For the disappointed Hornets chief, left to ponder his fourth successive draw, the game should have been over by the break; that having seen Danny Shittu smash his way through a clutch of red Canary shirts and onto the end of Jobi McAnuff's 11th minute corner, Watford should have then gone on and killed the game.
They would have done, said the one-time Colney Youth Acadeny coach, but for some hapless refereeing that missed, among other loud penalty appeals, a 'forearm smash' by Dion Dublin deep in the Norwich box.
“An excellent point and deserved,” was Roeder's simply summing up, even if Plymouth's home romp against Colchester United left any last hope of a play-off place hanging by a thread.
A nine-point gap, even by Roeder's recent water-into-wine standards, is simply too big an ask at this stage of the season.
When it was put to him that Boothroyd had apparently suggested that Norwich were, at times, guilty of being 'over-physical', Roeder couldn't help but raise a wry smile.
“Aidy said that? No… Over-physical? I'm sure Aidy's an expert at what's over-physical,” said Roeder, after watching his side ride out Watford's early storm to dig their way to a fine away point courtesy of Jamie Cureton's third goal in as many games nine minutes from the end of normal time.
In amidst it all, Norwich had been forced to don their tin helmets as aerial bomb after bomb was heaved into their box – one-time City transfer target Leigh Bromby being a principal line of supply via his prodigious long throws.
And when Bromby's own target was the head of man-mountain Shittu, Roeder's bemusement was understandable. Hugely effective it may be – and that was Shittu's ninth goal of the season – entertaining it wasn't.
“They've certainly got a unique brand of football here,” said Roeder, not about to demean another manager's way of thinking.
“You can play football anyway you want. I won't be critical of anyone; of how they set their team up to play. But I'm really hoping that Watford go up…”
That “unique brand of football” was the principal reason why Cureton lost his place – that it was only his lack of inches in either penalty area that kept him out of the side.
“Jamie Cureton was very unlucky not to start the game,” said the Canary boss, opting to partner Ched Evans with Dublin up front.
“But when I looked at who the opposition was and, as I say, their unique brand of football I look for what physical presence we had in the squad – and we're not a particularly big team.
“And it was pretty obvious that Dion was going to have to do a job on Shittu.”
One that he didn't do in the 11th minute.
“He's held his hands up at half-time. That as the ball's delivered into the six-yard box between Dion and Marshy (David Marshall) they don't deal with it and we're a goal behind.
“But the pleasing thing is that we didn't cave in.
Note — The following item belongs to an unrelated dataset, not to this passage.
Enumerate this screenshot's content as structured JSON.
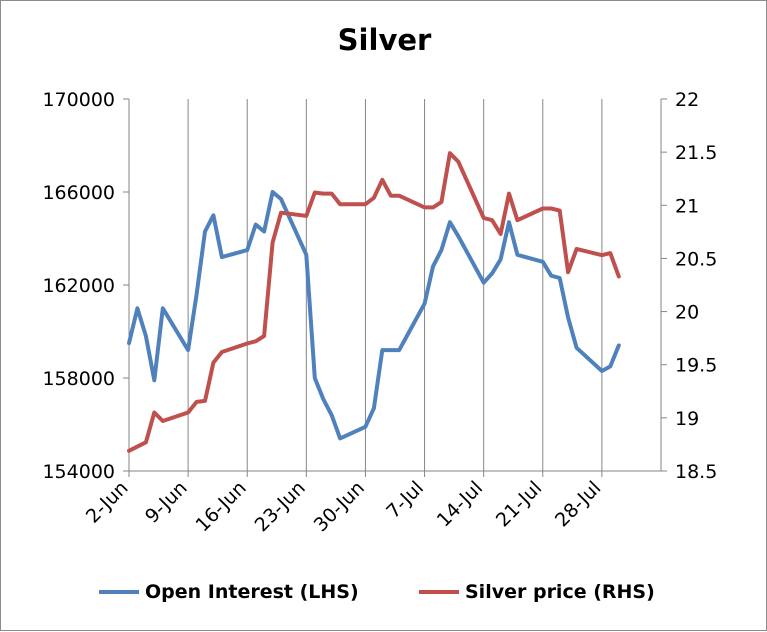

We stood up to them.”
Dublin and Marshall almost produced another penalty box special deep in the second-half when the 38-year-old's attempted flicked clearance merely sent the ball angling up towards the top corner and it needed a superb, reaction stop from the City No1 to claw the ball away to safety.
Otherwise, all concerned held firm and stayed true to their passing faith.
“We tried to keep the ball on the floor as we always do, but it's difficult,” added Roeder. “They put us under a lot of pressure for the first 15 minutes; long throws from just inside the half-way line coming into your penalty box; the boys had to be stand up and be counted.
“And I thought overall they did that.”
Having ridden out that early storm, the Canaries certainly enjoyed the better possession after the break even if it took Cureton's arrival to produce the leveller with a fine, dipping volley from the edge of the Hornets' box.
“Once the game stretched out on the second-half, it was us who had the game really and it was just a question of getting back in.”
His instructions at the break had been very simple, he said. Stand up, rake it on the chin and don't get involved – stay close to your passing roots.
“I said: 'You've got to be brave here…',” said the City chief.
“'Stay strong and have confidence in how we want to play football and that's by making passes from the back, through midfield and into the front…'
“And, of course, when we've done that we've caused them problems.”
In the end they got their just desserts courtesy of Cureton's natural eye for goal.
“Wonderful goal,” said Roeder, about to indulge in a bout of verbal sparring with one of the gathered Press.
Quizzed as to why he thought Cureton – last season's top-scorer in the Championship – didn't join 'one of the top Championship clubs' last summer, Roeder's icy indignation rose swiftly to the surface.
“We are one of the top Championship clubs,” he said. “We are.
“I found them in a mess with eight points. And the league table doesn't lie. And we're gradually sorting it out – slowly but surely. But Rome wasn't built in a day and nor was Norwich.”